Шок был велик. Сморчков, утратив контроль над собой, не нашел сил уйти. Отошел в сторону за поворот, дождался, пока счастливые влюбленные опять пройдут мимо него, с отчаянием послушал их удаляющиеся шаги. Потом ладонью вытер пот, липкий, отвратный, холодный, со лба, с лица, с шеи. Полой пиджака, сшитого у частного портного, протер очки, хотя замша для протирки всегда лежала в кармане пиджака. Побрел в загс…
– Слушаю вас? Вам что-нибудь неясно? Или допущена описка, ошибка? – предупредительно спросила его высокая Анна Максимовна. Ее коричневые лучистые глаза переполняла доброта. – На вас смотреть страшно. Выпейте! – Анна Максимовна из графина налила в граненый стакан воды.

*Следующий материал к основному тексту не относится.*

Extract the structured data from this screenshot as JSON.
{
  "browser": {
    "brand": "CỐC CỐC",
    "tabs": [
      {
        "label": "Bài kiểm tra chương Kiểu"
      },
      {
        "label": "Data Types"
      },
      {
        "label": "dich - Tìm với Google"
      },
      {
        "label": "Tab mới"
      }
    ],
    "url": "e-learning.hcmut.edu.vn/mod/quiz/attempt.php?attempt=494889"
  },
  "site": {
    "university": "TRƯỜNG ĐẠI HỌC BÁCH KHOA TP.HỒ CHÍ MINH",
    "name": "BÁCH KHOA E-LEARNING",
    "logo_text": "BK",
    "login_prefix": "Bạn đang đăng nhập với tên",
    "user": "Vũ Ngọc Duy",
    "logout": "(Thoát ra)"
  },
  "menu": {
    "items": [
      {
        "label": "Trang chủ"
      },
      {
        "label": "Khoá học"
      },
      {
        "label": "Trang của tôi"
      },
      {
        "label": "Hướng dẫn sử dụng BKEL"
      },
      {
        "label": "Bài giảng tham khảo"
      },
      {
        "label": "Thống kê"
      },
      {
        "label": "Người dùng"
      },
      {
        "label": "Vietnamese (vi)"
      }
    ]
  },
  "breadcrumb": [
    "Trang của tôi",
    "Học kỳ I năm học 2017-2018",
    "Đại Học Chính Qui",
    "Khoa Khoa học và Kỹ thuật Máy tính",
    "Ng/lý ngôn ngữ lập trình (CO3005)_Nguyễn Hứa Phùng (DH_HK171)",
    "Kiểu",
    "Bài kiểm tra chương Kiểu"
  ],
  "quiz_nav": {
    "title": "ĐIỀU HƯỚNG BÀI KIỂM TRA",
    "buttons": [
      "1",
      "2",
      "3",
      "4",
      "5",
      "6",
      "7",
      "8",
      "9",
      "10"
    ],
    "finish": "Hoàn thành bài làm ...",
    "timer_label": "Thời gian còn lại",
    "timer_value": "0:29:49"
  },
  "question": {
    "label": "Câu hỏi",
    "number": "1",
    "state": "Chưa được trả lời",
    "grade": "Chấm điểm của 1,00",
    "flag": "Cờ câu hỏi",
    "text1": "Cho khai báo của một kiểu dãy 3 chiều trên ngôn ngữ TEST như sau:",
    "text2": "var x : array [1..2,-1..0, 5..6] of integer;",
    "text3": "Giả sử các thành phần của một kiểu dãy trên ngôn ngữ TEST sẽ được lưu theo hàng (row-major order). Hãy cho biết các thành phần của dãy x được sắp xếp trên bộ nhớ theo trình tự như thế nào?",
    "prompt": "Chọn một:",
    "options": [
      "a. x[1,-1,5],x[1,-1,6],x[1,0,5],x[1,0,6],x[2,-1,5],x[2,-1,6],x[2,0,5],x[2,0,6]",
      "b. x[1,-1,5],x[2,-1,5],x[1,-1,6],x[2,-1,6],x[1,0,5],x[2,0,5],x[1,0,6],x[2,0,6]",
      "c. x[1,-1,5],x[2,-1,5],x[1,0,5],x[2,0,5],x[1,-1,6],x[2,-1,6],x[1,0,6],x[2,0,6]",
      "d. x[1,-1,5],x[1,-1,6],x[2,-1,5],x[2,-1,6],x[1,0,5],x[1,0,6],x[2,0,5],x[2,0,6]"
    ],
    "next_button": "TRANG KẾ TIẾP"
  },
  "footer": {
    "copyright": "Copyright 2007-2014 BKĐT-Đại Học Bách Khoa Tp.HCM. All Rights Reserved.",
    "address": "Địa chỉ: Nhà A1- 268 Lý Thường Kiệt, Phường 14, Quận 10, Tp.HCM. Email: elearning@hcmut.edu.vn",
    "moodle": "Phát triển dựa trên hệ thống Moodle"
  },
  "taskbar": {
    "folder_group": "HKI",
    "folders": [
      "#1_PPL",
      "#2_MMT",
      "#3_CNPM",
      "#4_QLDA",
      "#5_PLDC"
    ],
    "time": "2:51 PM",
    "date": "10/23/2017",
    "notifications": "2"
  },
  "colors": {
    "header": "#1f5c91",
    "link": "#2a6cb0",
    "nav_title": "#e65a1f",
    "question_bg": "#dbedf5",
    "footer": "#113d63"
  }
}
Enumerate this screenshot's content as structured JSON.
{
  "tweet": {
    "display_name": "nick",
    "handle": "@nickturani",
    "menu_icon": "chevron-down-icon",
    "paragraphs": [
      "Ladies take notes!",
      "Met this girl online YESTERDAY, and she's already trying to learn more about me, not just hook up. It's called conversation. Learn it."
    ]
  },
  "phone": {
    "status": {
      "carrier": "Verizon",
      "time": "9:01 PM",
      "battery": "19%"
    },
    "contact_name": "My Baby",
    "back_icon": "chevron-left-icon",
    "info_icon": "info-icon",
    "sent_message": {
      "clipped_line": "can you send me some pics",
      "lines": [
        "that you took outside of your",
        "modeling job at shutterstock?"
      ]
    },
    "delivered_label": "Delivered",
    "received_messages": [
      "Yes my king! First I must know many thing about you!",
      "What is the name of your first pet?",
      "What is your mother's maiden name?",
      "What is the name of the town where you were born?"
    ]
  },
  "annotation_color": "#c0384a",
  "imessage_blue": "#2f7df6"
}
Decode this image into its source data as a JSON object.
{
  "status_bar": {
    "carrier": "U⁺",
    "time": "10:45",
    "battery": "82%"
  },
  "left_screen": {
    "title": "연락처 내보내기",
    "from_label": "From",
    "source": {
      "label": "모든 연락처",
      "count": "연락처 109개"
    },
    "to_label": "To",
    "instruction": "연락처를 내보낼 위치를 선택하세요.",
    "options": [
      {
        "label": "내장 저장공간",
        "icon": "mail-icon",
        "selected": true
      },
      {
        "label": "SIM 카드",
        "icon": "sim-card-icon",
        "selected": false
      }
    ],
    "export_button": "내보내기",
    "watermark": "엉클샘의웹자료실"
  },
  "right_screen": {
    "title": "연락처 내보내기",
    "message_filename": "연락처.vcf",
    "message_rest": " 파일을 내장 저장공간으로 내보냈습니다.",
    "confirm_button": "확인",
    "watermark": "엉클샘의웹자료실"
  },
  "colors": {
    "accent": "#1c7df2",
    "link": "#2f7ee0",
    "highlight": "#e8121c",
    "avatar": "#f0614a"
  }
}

Как во сне, Александр взял стакан. Зубы стучали по стеклу. Пил, не чувствуя вкуса воды. Не узнавая свой голос, сказал:
– Сюда приходили она и Кулашвили…
– Она? – порывисто прервала его Анна Максимовна и взволнованно встала из-за стола. – Она? – лучистые глаза померкли от сострадания, – она?..
– Она!
Все было написано на лице Сморчкова. Анна Максимовна накапала ему в рюмочку валерьяновых капель, разбавила водой, заставила выпить.
– Ну, не расстраивайтесь… Не унывайте! Живите как прежде! Разумно ли так истязать себя?! Вы же свободны! Вы молоды! Вы найдете себе достойного человека, Не убивайтесь так!
Но обстоятельства были сильней его разума. Все, что она говорила, он мысленно повторял:
– Товарищ Сморчков! Не расстраивайтесь! А запрос о перемене фамилии на Богодухова я оформлю сегодня же, так что своей будущей супруге вы сможете дать эту фамилию. Ну, наберитесь сил. Ведь у вас столько, дел! Последний раз на концерте вашего кружка… это я так громко кричала: «Бис, бис и браво!» Вы превосходно прочитали монолог Чацкого! Превосходно! У меня долго еще звучало в унтах ваше восклицание: «Карету мне, карету!» Прямо мороз шел по спине… так взволновало…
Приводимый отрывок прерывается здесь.